8) This is the last one - I would sincerely recommend you find a reef "mentor" and take their advice. There are more than one way to skin a cat, but you need to meet someone who is knowledgeable and will get to know your tank because what works for one person might not work for you. There are plenty of folks here who've had bad starts - I'm one of them. But I've learned a LOT over the last two years. Haha. Find someone who can help steer you in the right direction, lol.
 
Fantastic advice!
*I use coral dip that is the real stuff - just put the slime coated parts I cut off in the h2o2 to see what happened per a post I found in research

--No More Additives - gotcha

*feel really good that I got those
threads ID'd on point! Took slot of looking online to find info...yay me - tiny snails - love it.

-I hereby solemnly swear that I will test faithfully!!
Just lost my wave maker - it shorted out and am waiting on replacement so that would be an issue for circulation

And the tank is self contained - the college kid I bought it from was supposed to include manuals but we forgot & I think that ship has sailed.

It has an <loving new tech> AI light and the filtration is the stacked sponge filter, carbon bag, and on the bottom a refugium that has these hard white balls - also a top off system and an inexpensive highly praised skimmer -

So - since it is an established tank that has been relocated and traumatized- & the time it would take to get my larger tank stable seems like it would be kinder to leave it alone and maybe do a slow transition?
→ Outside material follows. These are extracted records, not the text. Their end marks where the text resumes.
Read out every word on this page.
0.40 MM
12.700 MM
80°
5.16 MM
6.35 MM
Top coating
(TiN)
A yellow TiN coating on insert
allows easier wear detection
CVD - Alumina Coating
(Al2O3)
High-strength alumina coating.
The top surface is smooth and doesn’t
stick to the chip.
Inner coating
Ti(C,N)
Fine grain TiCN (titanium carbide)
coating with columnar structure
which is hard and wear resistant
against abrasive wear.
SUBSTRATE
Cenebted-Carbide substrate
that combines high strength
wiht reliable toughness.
I had alot of concerns on having a "small" tank with my 30 gal that I lost - now I have fallen in love with this 13 gallon nano...talk about raising the stakes.
I also just got an ROID filter that needs to be set up - but I want to continue to use my LFS for the saltwater...
Thank you for your insight and I will put together the make n model info in my profile when I get a moment.
 
As Shawn indicated - slow down. The types of coral you have in the tank won't die overnight unless something MAJOR happens - like a huge swing in temp, alkalinity or salinity. Going too fast will cause more harm than good

You have a small volume of water - I would suggest mixing your own water and not buying from a store. Preferably from your own RODI but if you need to buy RODI or get from a member I would do that. (I have 100 gallons of RODI on hand almost all the time - if you get in a bind and can drive to Acworth I'm happy to fill some jugs for you)

(this is just me - so take this part for whatever it's worth) - I would not run a skimmer on a tank that small. Small skimmers are horribly inefficient and with 13 gallons you can literally pull out 1 gallon of water, replace it with new once a week and that should be just fine to keep everything in check and stable.

Another argument to ditch the skimmer - I don't see much of a bioload in the tank, you have sizable snails that need food and you have some macro algae that needs nitrates, phosphates etc etc.

Lets start with some basics:
How are you handling top off water?
Temp?
Salinity?
PH? (not that important at this phase but you should know it)
Have you tested for Ammonia, nitrites & nitrates?
Any fish? What are you feeding?
 
We also have a meeting coming up early next month. That would be a good opportunity to meet some members and possibly find someone you like close to you that can help mentor you. With your plan to already upgrade to a larger tank that will be quite valuable.

Beyond the info requested above, I only see two fish in the tank. A very common problem with all noobs, including myself, is we tend to feed too much at this stage. Don't feed more than the fish will eat in a minute or two. Clowns are very small fish and as such also have very small stomach's.

When you did the H2O2 test, did you remove some of the Red Slime to put in there or something else?